Par suite, je ne sais comment c’étaient enchaînés les mots, les paroles, les faits et gestes ou bien même les non-dits. Mais je m’étais retrouvé dans la réserve du Bar, l’instant d’après, en train d’effleurer la gentille Vanessa dans ses compartiments les plus intimes. Ah ! La douceur de ses lèvres, je veux bien vous en parler mais on ne finira jamais de les décrire ! Tellement, douces elles étaient à n’en point trouver de comparable dans ma féconde imagination... Mon ami, Oscar n’en croyait pas à ses yeux quand nous sommes sortis, elle les cheveux bien désorganisés et moi, mes boutons de chemises à peine fermés. Ça sautait aux yeux qu’on venait de gouter au fruit défendu. C’était plutôt rapide pour un coup du soir. J’avoue que sur le coup, en un court instant et sans m’en rendre compte, je venais d’enclencher un processus dont, peut-être, je n’aurai pas entièrement le contrôle. Le repas servi de Vanessa s’était refroidit mais ce soir-là, on lui fit un emballage emporté. Entre temps, je reçus les sermons de l’Oncle Thimothée qui avait remarqué mon absence et après nous a vu sortir de sa réserve. Quand je pense avoir agi ainsi par non maîtrise des pulsions, c’est facile de céder à une femme allumeuse de la carrure de « Vane », le gentil diminutif que je lui donnai. Surtout si la nature l’a doté de ce sourire charmant et audacieux, de ces jambes et de ces lèvres délicieuses. Il s’est écoulé environs 30 minutes entre le repas servi, l’entrée et la sortie de la réserve et le jeu était clos alors que c’était notre première rencontre...
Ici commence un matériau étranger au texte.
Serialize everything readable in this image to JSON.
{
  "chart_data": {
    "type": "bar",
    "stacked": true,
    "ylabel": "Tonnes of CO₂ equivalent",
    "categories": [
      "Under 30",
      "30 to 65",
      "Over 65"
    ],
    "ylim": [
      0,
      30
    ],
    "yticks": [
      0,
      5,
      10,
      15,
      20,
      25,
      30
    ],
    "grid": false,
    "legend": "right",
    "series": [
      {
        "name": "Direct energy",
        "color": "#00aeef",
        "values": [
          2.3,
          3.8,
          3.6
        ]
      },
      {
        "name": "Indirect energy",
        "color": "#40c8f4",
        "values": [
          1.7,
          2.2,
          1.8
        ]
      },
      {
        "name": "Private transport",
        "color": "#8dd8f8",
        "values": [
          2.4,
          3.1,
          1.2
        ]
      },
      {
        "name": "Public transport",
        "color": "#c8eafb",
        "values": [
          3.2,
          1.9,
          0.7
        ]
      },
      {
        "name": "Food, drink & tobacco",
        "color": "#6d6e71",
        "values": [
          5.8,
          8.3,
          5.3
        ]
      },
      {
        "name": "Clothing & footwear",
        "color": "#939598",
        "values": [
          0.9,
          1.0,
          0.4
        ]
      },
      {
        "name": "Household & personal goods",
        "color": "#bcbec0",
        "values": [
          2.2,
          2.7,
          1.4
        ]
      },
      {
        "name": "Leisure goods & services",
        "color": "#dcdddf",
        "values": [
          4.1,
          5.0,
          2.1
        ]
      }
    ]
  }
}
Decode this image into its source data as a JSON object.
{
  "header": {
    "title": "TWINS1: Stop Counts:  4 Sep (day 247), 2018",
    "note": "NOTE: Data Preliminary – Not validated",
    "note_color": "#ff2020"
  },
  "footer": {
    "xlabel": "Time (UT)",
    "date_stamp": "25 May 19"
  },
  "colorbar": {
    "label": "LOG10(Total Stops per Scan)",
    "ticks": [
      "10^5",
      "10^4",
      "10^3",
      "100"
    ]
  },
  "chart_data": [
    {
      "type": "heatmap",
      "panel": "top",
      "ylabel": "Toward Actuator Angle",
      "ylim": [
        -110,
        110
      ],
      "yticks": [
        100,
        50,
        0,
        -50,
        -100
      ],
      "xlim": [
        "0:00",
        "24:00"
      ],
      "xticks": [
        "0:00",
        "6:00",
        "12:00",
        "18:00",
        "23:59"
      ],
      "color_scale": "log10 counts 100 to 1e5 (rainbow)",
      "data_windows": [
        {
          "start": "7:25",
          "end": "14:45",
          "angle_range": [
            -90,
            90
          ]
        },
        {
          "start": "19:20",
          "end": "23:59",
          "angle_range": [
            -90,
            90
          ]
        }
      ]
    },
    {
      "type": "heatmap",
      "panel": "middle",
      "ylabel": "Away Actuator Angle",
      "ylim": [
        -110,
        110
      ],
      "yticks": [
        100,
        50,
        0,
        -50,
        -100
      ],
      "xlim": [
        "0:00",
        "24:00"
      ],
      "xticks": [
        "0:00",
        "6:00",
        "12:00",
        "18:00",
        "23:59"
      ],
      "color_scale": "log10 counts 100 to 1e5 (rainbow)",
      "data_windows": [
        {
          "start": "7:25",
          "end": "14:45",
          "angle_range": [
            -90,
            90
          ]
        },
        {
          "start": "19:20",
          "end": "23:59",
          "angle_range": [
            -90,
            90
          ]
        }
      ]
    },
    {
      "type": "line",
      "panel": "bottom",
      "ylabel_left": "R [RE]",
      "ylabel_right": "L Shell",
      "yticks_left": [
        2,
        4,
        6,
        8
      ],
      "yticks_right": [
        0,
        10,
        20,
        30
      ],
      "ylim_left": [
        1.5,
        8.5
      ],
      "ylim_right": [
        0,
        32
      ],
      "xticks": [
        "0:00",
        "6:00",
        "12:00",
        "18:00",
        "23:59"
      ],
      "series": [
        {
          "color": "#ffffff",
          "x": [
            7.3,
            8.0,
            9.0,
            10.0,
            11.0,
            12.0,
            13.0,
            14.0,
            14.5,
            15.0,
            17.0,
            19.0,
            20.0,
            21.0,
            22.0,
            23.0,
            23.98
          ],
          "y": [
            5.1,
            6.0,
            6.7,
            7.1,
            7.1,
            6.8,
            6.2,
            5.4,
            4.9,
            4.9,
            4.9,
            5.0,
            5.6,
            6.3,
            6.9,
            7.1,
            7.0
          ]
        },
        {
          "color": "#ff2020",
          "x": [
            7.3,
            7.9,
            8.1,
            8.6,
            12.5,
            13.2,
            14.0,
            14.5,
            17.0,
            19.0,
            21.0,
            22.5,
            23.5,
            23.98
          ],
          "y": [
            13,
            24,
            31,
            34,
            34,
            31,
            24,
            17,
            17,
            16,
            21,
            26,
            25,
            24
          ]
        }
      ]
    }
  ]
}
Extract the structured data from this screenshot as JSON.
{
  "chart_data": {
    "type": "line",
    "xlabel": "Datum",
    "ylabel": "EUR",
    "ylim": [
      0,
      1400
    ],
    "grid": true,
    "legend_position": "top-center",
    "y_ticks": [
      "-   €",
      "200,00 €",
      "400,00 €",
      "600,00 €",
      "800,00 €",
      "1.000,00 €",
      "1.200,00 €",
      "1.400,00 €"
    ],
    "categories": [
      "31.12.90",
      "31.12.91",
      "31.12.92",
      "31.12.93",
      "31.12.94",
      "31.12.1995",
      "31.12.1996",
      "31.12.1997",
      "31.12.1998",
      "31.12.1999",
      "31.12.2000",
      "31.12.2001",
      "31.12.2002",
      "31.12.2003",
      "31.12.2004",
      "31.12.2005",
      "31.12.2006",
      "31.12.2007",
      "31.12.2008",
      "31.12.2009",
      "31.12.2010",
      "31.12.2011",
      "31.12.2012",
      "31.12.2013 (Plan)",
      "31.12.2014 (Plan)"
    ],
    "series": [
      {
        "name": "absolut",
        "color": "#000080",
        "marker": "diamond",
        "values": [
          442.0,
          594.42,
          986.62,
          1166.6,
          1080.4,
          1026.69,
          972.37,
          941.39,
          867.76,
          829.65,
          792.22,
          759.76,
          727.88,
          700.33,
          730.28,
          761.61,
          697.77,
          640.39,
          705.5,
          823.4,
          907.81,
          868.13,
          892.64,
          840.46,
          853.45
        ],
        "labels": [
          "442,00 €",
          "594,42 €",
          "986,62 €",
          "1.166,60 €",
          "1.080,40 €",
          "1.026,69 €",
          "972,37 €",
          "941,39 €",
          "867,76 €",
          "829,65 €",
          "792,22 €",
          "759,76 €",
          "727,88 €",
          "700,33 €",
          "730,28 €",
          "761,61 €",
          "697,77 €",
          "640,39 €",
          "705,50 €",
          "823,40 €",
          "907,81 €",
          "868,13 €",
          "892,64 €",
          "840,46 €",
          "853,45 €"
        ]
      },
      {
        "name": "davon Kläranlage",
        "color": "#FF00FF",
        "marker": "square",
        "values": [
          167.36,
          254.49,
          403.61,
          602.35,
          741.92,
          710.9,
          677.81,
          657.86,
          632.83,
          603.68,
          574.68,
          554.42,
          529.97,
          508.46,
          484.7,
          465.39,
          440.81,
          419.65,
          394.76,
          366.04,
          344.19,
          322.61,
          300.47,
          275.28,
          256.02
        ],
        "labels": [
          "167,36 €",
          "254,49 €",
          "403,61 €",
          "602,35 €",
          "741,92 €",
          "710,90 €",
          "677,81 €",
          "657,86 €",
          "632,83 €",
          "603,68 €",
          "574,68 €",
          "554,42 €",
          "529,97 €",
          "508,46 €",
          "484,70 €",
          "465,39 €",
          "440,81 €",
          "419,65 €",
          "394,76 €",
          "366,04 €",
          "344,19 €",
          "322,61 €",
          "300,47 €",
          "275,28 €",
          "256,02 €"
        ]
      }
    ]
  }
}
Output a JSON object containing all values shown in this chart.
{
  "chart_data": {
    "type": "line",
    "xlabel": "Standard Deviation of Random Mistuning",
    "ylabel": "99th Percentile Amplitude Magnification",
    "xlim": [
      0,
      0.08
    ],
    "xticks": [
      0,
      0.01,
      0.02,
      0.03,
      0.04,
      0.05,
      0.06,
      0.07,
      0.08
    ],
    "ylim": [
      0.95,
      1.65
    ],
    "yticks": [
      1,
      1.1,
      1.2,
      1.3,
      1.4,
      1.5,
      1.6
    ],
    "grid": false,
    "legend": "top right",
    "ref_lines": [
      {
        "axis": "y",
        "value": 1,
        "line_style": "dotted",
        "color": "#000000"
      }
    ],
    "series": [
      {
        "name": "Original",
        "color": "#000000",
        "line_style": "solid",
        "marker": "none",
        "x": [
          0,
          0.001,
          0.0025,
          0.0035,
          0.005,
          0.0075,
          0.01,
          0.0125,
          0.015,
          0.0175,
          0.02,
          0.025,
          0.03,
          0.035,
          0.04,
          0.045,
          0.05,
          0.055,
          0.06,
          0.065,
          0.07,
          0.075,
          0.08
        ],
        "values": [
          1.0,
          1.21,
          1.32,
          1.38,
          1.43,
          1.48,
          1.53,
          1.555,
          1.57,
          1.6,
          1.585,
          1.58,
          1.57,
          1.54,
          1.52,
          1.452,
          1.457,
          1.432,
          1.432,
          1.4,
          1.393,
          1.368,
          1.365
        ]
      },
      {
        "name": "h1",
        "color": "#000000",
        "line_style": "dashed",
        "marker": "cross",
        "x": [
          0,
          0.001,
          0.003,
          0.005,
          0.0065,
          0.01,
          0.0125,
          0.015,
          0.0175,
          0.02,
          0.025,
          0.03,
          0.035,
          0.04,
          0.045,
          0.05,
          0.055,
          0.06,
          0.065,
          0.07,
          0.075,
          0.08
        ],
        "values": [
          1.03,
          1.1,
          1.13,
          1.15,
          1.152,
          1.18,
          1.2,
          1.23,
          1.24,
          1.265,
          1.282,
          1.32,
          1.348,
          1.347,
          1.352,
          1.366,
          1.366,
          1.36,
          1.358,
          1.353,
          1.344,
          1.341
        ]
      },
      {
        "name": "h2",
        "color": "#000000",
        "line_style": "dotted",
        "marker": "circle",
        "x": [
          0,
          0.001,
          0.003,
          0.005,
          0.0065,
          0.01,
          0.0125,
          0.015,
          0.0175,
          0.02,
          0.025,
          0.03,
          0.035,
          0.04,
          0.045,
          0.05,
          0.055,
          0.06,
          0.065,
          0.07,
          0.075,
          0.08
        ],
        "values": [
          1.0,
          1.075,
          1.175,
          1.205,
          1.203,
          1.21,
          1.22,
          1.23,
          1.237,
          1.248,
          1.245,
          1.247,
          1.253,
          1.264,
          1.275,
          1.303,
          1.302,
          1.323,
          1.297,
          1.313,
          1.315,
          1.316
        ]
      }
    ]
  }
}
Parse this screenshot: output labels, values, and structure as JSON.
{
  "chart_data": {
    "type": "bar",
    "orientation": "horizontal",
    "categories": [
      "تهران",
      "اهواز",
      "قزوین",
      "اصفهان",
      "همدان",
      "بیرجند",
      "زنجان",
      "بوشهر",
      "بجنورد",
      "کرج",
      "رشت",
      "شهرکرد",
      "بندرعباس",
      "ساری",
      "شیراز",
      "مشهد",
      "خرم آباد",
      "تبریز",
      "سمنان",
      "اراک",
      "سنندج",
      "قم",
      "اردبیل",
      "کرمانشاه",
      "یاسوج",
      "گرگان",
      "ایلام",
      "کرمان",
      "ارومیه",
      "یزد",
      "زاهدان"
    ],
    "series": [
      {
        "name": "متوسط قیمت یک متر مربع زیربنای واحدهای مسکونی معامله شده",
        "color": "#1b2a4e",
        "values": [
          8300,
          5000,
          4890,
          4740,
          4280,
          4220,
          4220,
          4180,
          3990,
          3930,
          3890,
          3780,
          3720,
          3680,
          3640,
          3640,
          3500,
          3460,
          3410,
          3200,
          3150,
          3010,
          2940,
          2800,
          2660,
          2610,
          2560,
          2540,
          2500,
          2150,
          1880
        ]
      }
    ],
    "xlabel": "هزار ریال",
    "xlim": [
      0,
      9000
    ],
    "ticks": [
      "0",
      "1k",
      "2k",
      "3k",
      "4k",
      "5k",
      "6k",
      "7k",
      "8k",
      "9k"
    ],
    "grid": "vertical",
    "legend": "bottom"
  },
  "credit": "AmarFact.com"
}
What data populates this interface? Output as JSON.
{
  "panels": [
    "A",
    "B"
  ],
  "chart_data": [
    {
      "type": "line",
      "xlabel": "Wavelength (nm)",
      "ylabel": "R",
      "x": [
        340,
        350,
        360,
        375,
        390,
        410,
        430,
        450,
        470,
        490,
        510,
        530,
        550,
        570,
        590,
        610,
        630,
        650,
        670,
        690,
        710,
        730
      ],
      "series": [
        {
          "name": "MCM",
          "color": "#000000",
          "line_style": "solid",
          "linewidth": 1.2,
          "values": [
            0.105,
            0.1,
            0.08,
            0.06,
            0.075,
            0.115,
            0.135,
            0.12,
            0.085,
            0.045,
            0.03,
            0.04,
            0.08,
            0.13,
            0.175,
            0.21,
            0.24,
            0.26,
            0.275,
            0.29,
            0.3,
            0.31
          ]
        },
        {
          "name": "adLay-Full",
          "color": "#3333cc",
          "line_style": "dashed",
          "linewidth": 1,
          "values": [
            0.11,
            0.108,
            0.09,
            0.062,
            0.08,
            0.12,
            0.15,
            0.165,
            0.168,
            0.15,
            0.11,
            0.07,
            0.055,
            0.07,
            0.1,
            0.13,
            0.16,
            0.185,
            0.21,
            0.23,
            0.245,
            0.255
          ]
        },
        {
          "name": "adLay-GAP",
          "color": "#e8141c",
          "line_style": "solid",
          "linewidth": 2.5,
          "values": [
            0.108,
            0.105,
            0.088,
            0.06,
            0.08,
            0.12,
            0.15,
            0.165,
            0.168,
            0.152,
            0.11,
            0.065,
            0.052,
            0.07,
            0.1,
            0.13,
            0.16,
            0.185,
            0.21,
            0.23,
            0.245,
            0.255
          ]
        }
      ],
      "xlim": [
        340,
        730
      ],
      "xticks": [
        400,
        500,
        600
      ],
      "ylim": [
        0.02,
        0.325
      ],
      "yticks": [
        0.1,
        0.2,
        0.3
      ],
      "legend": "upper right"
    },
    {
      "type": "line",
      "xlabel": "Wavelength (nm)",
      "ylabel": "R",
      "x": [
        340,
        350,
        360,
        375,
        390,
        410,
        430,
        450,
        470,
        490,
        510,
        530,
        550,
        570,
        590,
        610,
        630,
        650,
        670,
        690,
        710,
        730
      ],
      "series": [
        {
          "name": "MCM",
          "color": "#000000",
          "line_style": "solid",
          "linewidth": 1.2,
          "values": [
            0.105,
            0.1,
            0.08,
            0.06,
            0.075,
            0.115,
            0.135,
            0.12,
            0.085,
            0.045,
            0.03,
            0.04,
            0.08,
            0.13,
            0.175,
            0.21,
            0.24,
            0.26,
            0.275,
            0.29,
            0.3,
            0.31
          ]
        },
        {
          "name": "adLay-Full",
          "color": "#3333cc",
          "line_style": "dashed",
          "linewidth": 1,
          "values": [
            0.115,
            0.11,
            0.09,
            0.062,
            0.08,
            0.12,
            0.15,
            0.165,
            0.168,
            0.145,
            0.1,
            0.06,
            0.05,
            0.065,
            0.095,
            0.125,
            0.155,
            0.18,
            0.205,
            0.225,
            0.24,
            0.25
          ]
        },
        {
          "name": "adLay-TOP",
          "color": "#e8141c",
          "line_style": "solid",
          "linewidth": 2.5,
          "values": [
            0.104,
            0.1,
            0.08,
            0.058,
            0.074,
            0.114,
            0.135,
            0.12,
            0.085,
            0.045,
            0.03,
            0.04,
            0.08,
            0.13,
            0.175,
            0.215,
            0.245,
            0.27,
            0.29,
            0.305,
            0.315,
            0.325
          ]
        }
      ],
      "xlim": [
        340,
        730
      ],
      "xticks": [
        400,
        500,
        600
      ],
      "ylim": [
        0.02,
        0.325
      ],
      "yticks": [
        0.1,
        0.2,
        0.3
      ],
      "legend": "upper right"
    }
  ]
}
Ce jour-là, j’ai dû vite pris congé des lieux où je venais d’effleurer Vane pour rentrer au campus. Le lendemain, je me suis réveillé à neuf heures, j’ai allumé la radio pour suivre mes émissions préférées et faire le point de l’actualité de la semaine. Comme d’habitude, il y avait encore eu des dizaines de morts par ici voire de centaines de morts par là-bas.
Alors, j’ai tout arrêté, et j’ai siesté jusqu’à 18h 30. Et pendant ce laps de temps, mon sens onirique m’a bien joué des tours. J’ai rêvé de Vane et moi pendant tout mon sommeil. Cela s’est répété plusieurs fois avec parfois des scènes érotiques, parfois des balades en amoureux et mieux dans une vie de famille avec de « vrais » gosses dont j’étais le père. Ce dernier tableau m’a fait sauter du lit - m’a réveillé tout en sueur. Puis, je me rappelle encore du fou rire de mon ami-frère Oscar quand je lui ai narré l’origine de mes gémissements pendant mon léger sommeil. Et depuis ce rêve, c’était la dernière fois que j’ai vu « Vane » après notre première rencontre, le fameux soir au Bar...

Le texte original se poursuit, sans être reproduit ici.